Все надежды, по-видимому, на нее. От психологии должна ожидать себе откровений история литературы. Однако самая психология, не только в теперешнем, признанно-элементарном состоянии, но и в будущих ее возможностях, позволяет ли рассчитывать на установление каких-либо точных, содержательных, в самую глубину идущих закономерностей? Можно ли будет когда-нибудь ввести душу в определенное русло причин и следствий? То, что в этой области известно до сих пор, те психические состояния, которые могут быть уловлены в сеть ассоциаций, то, что в психике может быть учтено и предусмотрено, это все так ничтожно и поверхностно в сравнении с глубокой сферой ее загадок и неожиданностей. Не говоря уже о том, чтобы душу объяснить и подчинить ее необходимым законам, но просто описать ее, рассказать ее, – и этого не может психология. И теперь, как и прежде, и потом, как и теперь, душа остается и останется вовеки непостижимой. Эта неуловимая душа, самое реальное и самое призрачное существо на свете, самое для нас знакомое и самое неизвестное одновременно, вместе явь и галлюцинация, – как вторглась она, великая случайность, на заре мироздания в расчисленный и размеренный круг бытия, в механическую цепь событий, так и сохранила доныне свою анархическую сущность, и в железном царстве окружающей необходимости пребывает она свободной и эту свободу свою утверждает над природой. Законы для души не писаны, а потому не писаны они и для искусства. История литературы услышит от психологии вещие догадки, приобщится к ее воззрениям и метафизической стихии, но никогда не получит от нее той доказательности, которая необходима для науки, потому что этой доказательностью не обладает и не будет обладать сама психология.

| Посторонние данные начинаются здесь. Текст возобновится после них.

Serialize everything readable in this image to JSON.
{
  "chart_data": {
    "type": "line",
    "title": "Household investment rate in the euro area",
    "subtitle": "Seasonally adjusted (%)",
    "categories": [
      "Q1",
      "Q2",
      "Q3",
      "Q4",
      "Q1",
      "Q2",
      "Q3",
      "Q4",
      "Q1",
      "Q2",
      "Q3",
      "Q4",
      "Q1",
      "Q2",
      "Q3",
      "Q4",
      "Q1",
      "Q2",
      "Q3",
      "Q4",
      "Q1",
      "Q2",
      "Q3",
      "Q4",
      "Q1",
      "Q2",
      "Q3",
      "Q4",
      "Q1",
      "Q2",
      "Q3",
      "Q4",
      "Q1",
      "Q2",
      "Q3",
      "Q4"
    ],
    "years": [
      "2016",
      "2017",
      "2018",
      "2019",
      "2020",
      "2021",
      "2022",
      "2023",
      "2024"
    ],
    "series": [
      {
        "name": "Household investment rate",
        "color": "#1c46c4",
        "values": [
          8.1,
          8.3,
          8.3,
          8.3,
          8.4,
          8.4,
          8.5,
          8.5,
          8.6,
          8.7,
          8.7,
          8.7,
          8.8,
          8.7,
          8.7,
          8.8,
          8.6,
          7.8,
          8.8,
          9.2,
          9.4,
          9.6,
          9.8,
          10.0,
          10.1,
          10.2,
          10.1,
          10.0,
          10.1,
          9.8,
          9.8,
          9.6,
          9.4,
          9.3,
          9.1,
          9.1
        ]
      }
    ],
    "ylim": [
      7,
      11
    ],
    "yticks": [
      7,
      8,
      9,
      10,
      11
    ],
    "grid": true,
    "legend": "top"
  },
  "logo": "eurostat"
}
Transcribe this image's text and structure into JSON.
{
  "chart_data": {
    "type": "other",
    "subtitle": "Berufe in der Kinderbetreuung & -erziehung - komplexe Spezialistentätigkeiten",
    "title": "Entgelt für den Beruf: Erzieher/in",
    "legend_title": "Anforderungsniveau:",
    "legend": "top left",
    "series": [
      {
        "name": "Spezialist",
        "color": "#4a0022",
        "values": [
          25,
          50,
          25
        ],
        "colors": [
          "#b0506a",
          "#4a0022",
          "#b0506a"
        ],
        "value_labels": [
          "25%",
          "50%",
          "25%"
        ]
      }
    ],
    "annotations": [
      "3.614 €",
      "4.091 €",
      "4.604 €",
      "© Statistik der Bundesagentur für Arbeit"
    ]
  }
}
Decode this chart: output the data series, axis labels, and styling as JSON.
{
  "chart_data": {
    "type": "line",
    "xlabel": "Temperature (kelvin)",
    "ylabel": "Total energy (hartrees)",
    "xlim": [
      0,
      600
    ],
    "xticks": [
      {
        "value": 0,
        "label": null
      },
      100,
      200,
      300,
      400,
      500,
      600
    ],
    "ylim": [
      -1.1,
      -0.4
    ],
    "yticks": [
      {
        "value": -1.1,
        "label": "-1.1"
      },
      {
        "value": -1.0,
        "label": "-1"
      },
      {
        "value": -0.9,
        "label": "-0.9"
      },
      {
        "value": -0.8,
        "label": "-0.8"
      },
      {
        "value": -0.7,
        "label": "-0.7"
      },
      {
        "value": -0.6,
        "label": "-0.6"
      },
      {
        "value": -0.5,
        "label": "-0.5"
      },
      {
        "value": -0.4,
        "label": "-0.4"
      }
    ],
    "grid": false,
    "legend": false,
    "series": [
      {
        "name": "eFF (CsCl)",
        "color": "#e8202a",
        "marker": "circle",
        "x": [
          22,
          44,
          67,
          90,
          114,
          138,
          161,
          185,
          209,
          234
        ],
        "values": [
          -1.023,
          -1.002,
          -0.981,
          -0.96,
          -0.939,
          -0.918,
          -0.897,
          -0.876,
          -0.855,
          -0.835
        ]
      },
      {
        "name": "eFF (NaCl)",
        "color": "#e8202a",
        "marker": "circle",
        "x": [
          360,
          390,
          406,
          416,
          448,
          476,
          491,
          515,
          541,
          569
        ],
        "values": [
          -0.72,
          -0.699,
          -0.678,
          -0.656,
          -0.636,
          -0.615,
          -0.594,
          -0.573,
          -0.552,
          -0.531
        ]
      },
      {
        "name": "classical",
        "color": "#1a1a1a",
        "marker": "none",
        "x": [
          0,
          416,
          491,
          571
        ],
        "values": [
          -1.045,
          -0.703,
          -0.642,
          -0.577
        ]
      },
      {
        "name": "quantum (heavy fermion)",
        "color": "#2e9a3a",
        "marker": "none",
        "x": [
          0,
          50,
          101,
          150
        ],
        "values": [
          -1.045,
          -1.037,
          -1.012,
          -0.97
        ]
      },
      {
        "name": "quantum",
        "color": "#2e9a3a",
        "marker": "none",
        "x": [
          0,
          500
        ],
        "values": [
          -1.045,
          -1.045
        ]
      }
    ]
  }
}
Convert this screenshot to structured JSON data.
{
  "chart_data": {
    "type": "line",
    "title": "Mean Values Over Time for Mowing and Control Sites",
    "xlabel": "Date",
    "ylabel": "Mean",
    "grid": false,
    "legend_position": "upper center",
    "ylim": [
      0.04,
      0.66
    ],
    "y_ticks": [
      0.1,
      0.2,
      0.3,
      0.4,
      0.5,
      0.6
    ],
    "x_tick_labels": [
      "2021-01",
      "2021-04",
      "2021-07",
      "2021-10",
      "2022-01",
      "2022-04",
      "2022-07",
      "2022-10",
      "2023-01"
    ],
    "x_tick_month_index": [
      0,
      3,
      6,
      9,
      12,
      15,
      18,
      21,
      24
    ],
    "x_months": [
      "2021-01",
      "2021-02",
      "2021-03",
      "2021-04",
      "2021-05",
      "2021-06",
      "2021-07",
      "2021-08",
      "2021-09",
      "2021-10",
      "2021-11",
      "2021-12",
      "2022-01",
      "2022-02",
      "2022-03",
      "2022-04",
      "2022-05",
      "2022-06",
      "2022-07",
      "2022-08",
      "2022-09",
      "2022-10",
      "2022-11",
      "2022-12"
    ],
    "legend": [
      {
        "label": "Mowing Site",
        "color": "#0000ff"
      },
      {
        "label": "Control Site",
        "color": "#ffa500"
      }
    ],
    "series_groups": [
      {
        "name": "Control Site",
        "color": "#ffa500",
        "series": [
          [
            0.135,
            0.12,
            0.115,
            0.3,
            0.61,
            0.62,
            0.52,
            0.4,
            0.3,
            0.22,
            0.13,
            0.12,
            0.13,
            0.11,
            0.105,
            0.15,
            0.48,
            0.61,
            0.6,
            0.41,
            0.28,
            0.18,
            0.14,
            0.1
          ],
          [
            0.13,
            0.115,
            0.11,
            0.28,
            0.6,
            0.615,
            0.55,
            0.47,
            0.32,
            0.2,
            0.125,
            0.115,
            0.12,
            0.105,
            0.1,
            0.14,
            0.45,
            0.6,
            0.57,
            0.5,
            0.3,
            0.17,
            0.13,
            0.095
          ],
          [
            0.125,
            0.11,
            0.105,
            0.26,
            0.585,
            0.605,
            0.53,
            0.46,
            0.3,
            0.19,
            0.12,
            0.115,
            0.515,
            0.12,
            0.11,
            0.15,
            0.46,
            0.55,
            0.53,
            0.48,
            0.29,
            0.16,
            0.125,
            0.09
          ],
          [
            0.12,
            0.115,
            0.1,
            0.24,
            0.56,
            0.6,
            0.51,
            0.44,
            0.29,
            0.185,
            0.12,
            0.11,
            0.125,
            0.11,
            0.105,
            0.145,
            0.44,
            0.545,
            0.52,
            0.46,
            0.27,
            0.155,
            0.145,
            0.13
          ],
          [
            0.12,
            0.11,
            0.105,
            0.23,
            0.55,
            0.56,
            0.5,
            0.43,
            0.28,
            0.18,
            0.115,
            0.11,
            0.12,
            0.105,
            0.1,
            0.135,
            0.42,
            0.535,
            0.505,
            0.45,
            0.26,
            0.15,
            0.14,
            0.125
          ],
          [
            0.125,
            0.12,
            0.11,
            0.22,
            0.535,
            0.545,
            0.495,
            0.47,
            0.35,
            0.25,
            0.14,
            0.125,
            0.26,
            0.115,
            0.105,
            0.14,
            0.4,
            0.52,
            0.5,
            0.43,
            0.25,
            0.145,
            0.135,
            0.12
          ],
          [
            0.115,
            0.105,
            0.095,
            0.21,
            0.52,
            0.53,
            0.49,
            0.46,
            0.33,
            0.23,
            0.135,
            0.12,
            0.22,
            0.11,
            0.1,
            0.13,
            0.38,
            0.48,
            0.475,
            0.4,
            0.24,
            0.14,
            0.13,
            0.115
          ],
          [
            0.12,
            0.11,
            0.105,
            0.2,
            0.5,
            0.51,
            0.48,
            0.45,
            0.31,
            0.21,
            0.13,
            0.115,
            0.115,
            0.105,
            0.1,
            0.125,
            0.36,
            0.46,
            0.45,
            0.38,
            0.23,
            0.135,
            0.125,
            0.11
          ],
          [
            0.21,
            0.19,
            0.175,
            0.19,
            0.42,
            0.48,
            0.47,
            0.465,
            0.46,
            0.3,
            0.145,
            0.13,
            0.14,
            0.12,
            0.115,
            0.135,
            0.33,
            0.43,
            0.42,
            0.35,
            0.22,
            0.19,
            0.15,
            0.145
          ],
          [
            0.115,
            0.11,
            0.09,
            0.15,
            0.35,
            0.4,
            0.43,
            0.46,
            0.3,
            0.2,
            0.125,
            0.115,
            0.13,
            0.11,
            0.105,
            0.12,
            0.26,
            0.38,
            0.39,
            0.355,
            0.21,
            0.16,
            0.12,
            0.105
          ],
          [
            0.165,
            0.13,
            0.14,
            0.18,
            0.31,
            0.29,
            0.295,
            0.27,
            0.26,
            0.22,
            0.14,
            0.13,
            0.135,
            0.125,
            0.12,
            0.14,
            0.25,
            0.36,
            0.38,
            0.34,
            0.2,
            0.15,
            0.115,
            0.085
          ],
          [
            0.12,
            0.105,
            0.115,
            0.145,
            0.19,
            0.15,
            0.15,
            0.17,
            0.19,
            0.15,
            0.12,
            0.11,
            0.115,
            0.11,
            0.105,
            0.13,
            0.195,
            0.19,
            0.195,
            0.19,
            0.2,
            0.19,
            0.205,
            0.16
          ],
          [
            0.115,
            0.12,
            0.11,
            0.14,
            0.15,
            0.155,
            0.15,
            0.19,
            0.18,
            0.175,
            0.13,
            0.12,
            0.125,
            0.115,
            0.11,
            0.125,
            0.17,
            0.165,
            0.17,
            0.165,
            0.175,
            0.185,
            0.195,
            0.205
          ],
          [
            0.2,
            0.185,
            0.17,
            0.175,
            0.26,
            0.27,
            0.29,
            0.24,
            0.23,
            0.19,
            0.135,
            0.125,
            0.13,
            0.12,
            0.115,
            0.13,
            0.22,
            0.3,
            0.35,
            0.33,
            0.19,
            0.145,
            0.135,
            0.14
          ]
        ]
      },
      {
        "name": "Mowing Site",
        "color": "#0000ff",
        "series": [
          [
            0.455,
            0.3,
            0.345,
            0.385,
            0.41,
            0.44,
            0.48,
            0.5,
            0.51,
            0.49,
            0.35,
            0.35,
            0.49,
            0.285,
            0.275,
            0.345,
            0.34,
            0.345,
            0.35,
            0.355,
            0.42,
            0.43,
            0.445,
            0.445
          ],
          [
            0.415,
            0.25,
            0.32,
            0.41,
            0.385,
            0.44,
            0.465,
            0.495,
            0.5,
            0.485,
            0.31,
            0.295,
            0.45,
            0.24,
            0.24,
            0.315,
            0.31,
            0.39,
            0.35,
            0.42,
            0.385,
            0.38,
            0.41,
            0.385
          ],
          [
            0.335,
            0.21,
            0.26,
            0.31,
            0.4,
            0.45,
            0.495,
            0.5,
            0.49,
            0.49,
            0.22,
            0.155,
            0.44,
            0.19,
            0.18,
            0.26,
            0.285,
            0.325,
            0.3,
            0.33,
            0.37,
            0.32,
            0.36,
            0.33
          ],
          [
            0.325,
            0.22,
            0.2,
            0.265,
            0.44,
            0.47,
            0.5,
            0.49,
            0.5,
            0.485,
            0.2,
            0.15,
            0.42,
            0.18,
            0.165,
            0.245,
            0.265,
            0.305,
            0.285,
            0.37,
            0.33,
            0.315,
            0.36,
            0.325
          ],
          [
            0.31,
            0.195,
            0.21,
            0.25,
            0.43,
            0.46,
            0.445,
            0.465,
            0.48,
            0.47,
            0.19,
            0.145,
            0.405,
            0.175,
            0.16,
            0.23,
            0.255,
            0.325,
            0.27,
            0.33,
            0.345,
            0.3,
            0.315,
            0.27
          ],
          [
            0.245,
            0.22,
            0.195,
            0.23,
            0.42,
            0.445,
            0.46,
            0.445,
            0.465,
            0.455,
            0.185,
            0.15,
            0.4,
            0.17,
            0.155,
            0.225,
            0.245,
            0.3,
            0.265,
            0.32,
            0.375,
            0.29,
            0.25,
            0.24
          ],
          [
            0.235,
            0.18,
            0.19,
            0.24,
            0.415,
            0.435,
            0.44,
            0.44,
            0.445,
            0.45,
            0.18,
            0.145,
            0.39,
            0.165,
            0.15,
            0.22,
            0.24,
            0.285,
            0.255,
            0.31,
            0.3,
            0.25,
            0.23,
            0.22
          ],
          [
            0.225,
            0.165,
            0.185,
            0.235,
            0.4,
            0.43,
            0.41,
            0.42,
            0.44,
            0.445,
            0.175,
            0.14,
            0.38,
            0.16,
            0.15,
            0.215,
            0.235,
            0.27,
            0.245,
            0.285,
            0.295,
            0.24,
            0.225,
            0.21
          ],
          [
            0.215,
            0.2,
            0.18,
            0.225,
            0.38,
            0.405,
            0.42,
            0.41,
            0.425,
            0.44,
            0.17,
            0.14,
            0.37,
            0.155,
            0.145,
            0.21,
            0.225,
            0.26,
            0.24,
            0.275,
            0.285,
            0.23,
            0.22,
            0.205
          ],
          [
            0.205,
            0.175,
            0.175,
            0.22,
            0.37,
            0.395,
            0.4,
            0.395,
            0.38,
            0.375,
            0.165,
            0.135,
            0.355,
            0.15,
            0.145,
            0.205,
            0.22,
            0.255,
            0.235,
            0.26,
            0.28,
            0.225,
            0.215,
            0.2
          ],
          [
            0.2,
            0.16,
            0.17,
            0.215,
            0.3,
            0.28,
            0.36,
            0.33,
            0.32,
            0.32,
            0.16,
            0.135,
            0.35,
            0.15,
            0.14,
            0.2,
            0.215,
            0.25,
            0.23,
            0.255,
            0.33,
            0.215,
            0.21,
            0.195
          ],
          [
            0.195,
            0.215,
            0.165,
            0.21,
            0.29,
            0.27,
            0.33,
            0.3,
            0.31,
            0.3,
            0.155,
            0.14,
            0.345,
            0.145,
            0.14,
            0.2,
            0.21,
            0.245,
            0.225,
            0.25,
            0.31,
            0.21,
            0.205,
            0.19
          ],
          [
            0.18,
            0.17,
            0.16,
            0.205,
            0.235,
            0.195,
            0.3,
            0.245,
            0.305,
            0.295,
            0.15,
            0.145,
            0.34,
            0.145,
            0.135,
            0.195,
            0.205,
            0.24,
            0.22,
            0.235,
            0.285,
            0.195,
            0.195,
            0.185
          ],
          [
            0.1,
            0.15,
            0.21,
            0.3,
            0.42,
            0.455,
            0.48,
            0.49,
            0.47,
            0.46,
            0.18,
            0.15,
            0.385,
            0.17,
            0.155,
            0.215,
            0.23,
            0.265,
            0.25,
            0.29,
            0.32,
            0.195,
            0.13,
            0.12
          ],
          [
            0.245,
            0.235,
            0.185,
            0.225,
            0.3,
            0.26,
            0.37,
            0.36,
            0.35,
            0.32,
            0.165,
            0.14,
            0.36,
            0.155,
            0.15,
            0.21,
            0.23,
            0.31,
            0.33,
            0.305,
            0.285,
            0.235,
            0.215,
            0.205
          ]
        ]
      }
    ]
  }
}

Так как сущность художественного произведения определяется индивидуальной психикой его творца, то, поскольку само психическое начало не порождение, а, наоборот, создатель жизни, постольку и художество, в частности литература, представляет собою вовсе не отражение, или, как нередко говорится, зеркало действительности. Пишущий эти строки, отчасти развивая в них мысли, намеченные им в его очерке об Оскаре Уайльде («Этюды о западных писателях»), и вообще примыкая к эстетическим воззрениям автора «Замыслов», должен теперь несколько воспроизвести то, о чем он уже высказался в посвященной ему статье. Именно: рабская работа зеркала человеку вообще не свойственна. Зеркало покорно и пассивно. Безмолвное зрительное эхо вещей, предел послушания, оно только воспринимает и уже этим одним совершенно противоположно нашей действенности. Создание последней, литература, поэтому далеко не отражение. Она творит жизнь, а не отражает ее. Литература упреждает действительность; слово раньше дела. Воплощение догадок и прозрений, вдохновенная Пифия, прорицательница далей, литература не ведомая, а вождь. Словесность всегда впереди; она – вечное будущее. Когда говорят, что она идет по стопам жизни, то это неверно – разве лишь в незначительном и плоском смысле того труизма, что писатель, как мы уже упоминали, может брать свои материалы извне. Но в главном и существенном, в том, без чего литература не была бы литературой, в своей гениальности, в своей капризности, в свободной игре психических сил, она местное и временное как раз и отвергает, с ним не считается, его не воспроизводит. Она сверхвременна и сверхпространственна. Писатель живет всегда и везде. Писатель своим современникам не современник, своим землякам не земляк. Поскольку он – творец, а не обыкновенный житель жизни, он с окружающей средою расходится, и часто именно в этом и состоит его горе от ума, обида его одиночества.